February 26, 2021 -- The U.S. Food and Drug Administration (FDA) has cleared casimersen (Amondys 45), an antisense oligonucleotide, for the treatment of Duchenne muscular dystrophy (DMD) in patients with a confirmed mutation amenable to exon 45 skipping.
Exons are pieces of DNA that provide information for making proteins in a person's genome. Approximately 8% of patients with DMD have a mutation that is amenable to exon 45 skipping.
Casimersen was developed on Sarepta Therapeutics' phosphorodiamidate morpholino oligomer (PMO) chemistry and exon-skipping technology platform to bind to exon 45 of dystrophin pre-mRNA, resulting in exclusion, or "skipping," of this exon during mRNA processing in patients. Exon skipping is intended to allow for production of an internally truncated dystrophin protein.
The agency approved casimersen based on an increase in dystrophin (a protein that helps keep muscle cells intact) production in skeletal muscle observed in patients treated with the therapy. In the double-blind, placebo-controlled study in which 43 patients were randomized 2:1 to receive either intravenous casimersen or placebo, patients who received casimersen showed a significantly greater increase in dystrophin protein levels from baseline to week 48 of treatment, compared with those who received placebo.
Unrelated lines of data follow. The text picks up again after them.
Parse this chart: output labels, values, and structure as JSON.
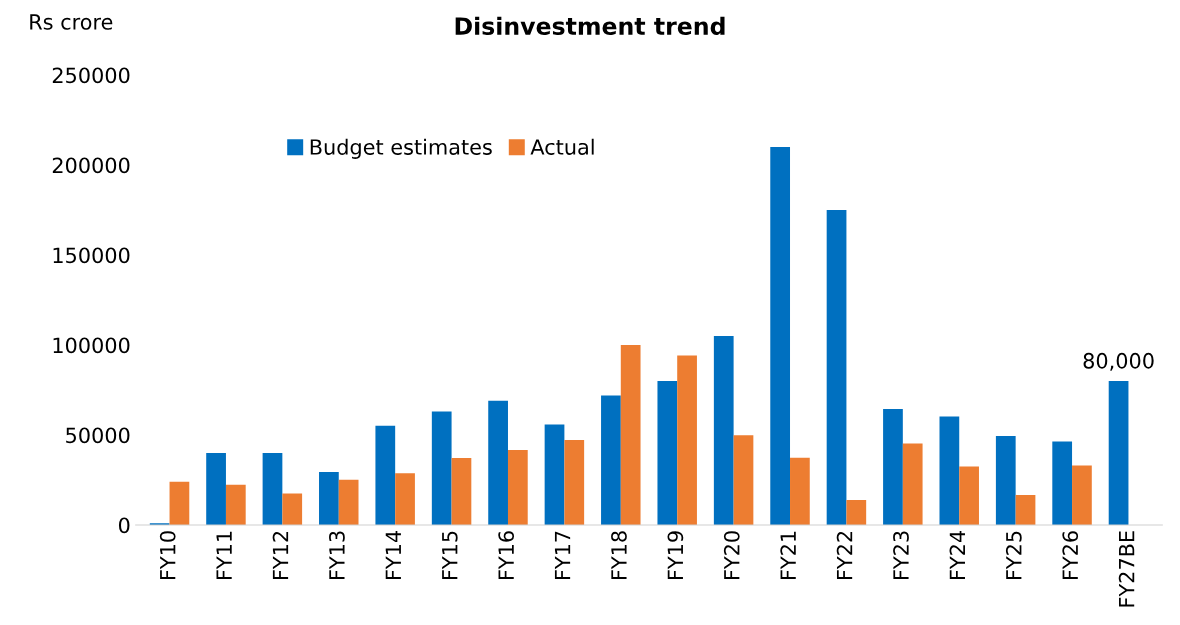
{
  "chart_data": {
    "type": "bar",
    "title": "Disinvestment trend",
    "ylabel": "Rs crore",
    "categories": [
      "FY10",
      "FY11",
      "FY12",
      "FY13",
      "FY14",
      "FY15",
      "FY16",
      "FY17",
      "FY18",
      "FY19",
      "FY20",
      "FY21",
      "FY22",
      "FY23",
      "FY24",
      "FY25",
      "FY26",
      "FY27BE"
    ],
    "series": [
      {
        "name": "Budget estimates",
        "color": "#0070c0",
        "values": [
          1000,
          40000,
          40000,
          29500,
          55100,
          63000,
          69000,
          55800,
          72000,
          80000,
          105000,
          210000,
          175000,
          64500,
          60300,
          49400,
          46400,
          80000
        ],
        "value_labels": [
          null,
          null,
          null,
          null,
          null,
          null,
          null,
          null,
          null,
          null,
          null,
          null,
          null,
          null,
          null,
          null,
          null,
          "80,000"
        ]
      },
      {
        "name": "Actual",
        "color": "#ed7d31",
        "values": [
          24000,
          22400,
          17500,
          25200,
          28800,
          37200,
          41700,
          47200,
          100000,
          94200,
          49800,
          37400,
          13900,
          45300,
          32500,
          16700,
          33100,
          null
        ]
      }
    ],
    "ylim": [
      0,
      250000
    ],
    "yticks": [
      0,
      50000,
      100000,
      150000,
      200000,
      250000
    ],
    "grid": false,
    "legend": "top left"
  }
}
Casimersen is approved under accelerated review based on an increase in dystrophin production in skeletal muscle of patients amenable to exon 45 skipping. Continued approval may be contingent on verification of a clinical benefit in confirmatory trials.
Sarepta is conducting the ESSENCE trial, an ongoing placebo-controlled confirmatory trial investigating casimersen. It is expected to conclude in 2024.